Já avaliando a comparação entre os respondentes que receberam a informação da posição ideológica do presidente (grupo tratamento), entre aqueles que avaliam positivamente o governo Bolsonaro, o percentual de pesquisados que se posiciona como sendo de direita passa de 47% para 69%, uma diferença de 22 pontos percentuais, o que corrobora a ideia de que a posição de Bolsonaro influencia a auto-declaração ideológica de quem gosta dele ou de seu governo. Já no gráfico 2, aqueles que se declaram de esquerda e reprovam o governo Bolsonaro passam de 26% para 41% ao saberem que Bolsonaro é de direita.
Esse experimento descortina o processo que parece ter ocorrido durante a eleição: a posição de Bolsonaro pode ter levado os eleitores a se posicionarem mais a direita ou mais a esquerda, de acordo com o quanto gostavam ou não de Bolsonaro. Nesse sentido, parece mais correto dizer que esse crescimento da direita se deve em boa medida a ascensão do bolsonarismo, ou seja, boa parte dos eleitores não se tornou de direita e passou a votar em Bolsonaro, mas sim passaram a ser de direita porque gostavam e votaram em Bolsonaro, invertendo-se assim a lógica de causalidade.
É possível extrapolar esses resultados e supor que, mantido esse protagonismo de Bolsonaro em polarizar o eleitorado, cada vez mais será possível observar uma lógica centrífuga nas eleições brasileiras, onde os polos opostos passam a ter maior relevância enquanto o centro fica esvaziado. Candidaturas moderadas nesse cenário teriam capacidade limitada de mobilizar os eleitores frente ao protagonismo binário da dimensão direita-esquerda catalisada pelo bolsonarismo e o seu polo oposto: o “lulo-petismo”.

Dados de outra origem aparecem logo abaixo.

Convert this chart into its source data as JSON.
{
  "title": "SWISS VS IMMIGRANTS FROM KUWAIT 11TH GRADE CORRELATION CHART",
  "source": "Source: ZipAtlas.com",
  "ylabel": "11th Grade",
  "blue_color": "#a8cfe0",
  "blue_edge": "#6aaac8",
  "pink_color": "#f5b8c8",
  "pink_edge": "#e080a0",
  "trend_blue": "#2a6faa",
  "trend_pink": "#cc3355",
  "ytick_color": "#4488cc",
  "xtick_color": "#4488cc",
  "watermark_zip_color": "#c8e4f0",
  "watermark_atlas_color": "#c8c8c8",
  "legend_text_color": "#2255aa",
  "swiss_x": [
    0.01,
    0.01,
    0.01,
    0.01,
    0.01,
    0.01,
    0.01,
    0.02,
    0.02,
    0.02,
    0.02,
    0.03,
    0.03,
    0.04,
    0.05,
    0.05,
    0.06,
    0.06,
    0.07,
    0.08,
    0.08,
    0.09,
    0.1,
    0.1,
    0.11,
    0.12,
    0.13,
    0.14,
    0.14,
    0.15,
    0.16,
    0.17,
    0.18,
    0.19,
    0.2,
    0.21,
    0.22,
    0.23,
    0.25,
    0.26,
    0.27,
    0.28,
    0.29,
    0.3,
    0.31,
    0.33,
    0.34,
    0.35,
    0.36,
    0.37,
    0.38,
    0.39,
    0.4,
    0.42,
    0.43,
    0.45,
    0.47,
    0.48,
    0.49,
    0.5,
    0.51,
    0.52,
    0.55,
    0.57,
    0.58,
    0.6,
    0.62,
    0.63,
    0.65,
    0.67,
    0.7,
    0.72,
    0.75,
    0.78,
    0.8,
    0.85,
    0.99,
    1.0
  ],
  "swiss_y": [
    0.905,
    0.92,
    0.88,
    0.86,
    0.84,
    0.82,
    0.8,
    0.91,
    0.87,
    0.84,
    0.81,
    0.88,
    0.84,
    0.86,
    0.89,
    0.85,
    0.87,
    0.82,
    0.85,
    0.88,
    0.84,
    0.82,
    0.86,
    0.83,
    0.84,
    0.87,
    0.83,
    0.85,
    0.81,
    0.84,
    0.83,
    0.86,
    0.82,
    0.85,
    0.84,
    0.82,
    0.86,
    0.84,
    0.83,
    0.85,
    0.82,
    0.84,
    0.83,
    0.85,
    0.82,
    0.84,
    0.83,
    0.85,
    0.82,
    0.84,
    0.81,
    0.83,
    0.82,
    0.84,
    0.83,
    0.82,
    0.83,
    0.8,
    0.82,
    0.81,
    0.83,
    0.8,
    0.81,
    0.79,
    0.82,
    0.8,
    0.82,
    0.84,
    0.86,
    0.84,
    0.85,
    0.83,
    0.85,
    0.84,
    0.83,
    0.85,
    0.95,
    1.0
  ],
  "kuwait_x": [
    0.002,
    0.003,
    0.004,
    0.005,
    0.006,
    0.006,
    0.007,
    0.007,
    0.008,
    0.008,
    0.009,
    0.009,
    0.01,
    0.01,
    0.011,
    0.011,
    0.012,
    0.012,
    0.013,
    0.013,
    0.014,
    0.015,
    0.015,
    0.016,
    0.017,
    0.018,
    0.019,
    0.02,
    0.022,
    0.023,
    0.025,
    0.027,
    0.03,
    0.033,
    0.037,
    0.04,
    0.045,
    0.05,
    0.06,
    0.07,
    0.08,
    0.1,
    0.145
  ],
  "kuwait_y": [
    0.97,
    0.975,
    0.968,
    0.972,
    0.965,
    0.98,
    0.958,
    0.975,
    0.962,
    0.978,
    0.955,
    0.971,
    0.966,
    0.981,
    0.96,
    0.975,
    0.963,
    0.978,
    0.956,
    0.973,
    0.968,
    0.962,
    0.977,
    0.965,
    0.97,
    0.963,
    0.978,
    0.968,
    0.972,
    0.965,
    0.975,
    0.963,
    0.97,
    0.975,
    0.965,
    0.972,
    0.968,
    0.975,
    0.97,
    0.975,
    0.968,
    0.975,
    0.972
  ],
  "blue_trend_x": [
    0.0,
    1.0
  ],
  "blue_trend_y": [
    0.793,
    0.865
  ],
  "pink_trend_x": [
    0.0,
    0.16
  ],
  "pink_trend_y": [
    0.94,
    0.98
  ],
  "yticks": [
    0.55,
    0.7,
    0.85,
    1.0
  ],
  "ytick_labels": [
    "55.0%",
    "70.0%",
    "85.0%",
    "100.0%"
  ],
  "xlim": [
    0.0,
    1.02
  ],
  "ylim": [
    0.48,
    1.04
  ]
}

Ademais, o estudo mostra que as opiniões sobre a auto declaração ideológica são fluidas e podem mudar com apenas um estímulo. O estímulo apresentado parece ser suficientemente forte para polarizar o eleitorado ao menos no que consiste a dimensão direita-esquerda. Pensando nesse fenômeno de polarização da opinião pública Brasileira, acreditamos que a capacidade de polarização de Bolsonaro vai além da identificação na esquerda-direita e também se aplica a temas políticos.